Monday, August 22, 2005

But Seriously Now: Emotional Abuse

emotional abuse: infliction of mental anguish in order to dominate

Anyone can be the victim of emotional abuse. It is probably the most common form of abuse used between married couples (especially from women to men). It is the most painful part of alcoholic marriages. It can cause invisible but lifelong scars in children. With the aging population, it can be all or part of elder abuse, but the care giver can also be the victim. (Think of Lili Taylor, at the beginning of “The Haunting”).

I think everyone has been both a victim and a perpetrator of emotional abuse occasionally: the boss who likes to see his employee cower once in a while; the girlfriend who tortures her boyfriend with threats of leaving; the wife who sometimes feels her husband can’t do anything right; the parent who guilts his kid into doing chores. It’s too common and too easy to do. But I am not talking about occasional manipulative behavior.
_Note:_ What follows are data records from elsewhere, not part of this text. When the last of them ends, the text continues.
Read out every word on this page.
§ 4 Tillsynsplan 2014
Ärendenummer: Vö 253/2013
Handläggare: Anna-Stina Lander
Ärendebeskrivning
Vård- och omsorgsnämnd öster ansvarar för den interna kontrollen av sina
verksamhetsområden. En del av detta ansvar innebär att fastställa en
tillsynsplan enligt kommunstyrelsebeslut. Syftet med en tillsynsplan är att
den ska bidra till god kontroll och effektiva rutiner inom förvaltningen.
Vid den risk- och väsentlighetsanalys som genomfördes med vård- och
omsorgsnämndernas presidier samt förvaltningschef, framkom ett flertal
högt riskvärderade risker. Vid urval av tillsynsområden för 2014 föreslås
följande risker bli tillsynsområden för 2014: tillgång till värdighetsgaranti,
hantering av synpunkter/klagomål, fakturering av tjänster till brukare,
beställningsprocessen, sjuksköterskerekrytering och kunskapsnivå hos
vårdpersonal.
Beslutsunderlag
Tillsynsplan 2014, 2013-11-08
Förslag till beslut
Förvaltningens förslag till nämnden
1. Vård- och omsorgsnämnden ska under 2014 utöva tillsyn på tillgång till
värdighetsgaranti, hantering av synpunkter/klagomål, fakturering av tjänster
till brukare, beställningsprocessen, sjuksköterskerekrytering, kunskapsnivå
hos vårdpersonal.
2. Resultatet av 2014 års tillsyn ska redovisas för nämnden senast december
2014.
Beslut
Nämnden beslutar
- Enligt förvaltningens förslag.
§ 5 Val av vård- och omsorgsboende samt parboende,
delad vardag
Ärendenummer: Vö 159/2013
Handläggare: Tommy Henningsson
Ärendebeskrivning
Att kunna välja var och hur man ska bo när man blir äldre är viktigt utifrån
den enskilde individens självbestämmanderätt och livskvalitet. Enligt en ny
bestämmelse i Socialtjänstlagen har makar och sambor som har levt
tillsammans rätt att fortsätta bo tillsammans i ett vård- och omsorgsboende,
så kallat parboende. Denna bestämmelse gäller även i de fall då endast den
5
I am talking about long-term, day-to-day cruelty, that raises stress levels, causes the use and abuse of drugs, depression, and “acting out” in more nasty ways than I can type right here.

How Do You Know If You Are a Victim of Emotional Abuse?

Do you feel like you are walking on eggshells around this person?
Do you feel like you can’t do anything right for him/her?
Are you under constant threat (that you will lose your home/love/freedom)?
Are there certain signals that make you cringe before you even talk to that person?
Frequent guilt trips?
Do they try to shame you?
In a confrontation, do they keep switching sides, just trying to win the argument at any cost?
Do you feel inferior to this person? Do they try to make you feel inferior?
Are your feelings looked down upon? Outright sneered at?

What to Do If You Feel You Are the Victim of Emotional Abuse at Present

The first thing that you should know is that you have no power in this situation. This person is going to try to hurt you no matter what you do. You will never be able to please this person BECAUSE THIS ABUSE HAS NOTHING TO DO WITH YOU, AND HOW GOOD/BAD/UGLY YOU ARE. It is all about the other person’s problems, which you cannot fix—and probably a world of psychotherapists couldn’t fix them either. So give yourself a break.

Read that paragraph over and over until you believe it, because it’s true.

Try to remove yourself physically from the situation, if that is all possible. Often, with emotional abuse, that is not possible, and is one of the reasons the abuse is so effective.

If you can’t get away, try to find a therapist or support group. Tell them that you want to deal with this subject. I have to say, I don’t believe that long-term talk therapy works. I think that pointed, 6 week discussions work.

Read up on stress management. There are so many books out there. Stress causes both physical and mental disease, and you are going to have to stay strong in the face of this person’s madness.

Remember that your best defense is to know that this person is trying to hurt you. Your pain is making him or her feel better—more powerful, right, better about himself. Why should you listen or pay attention or allow yourself to be hurt by someone as low as this? These words have nothing to do with you. Just ignore them.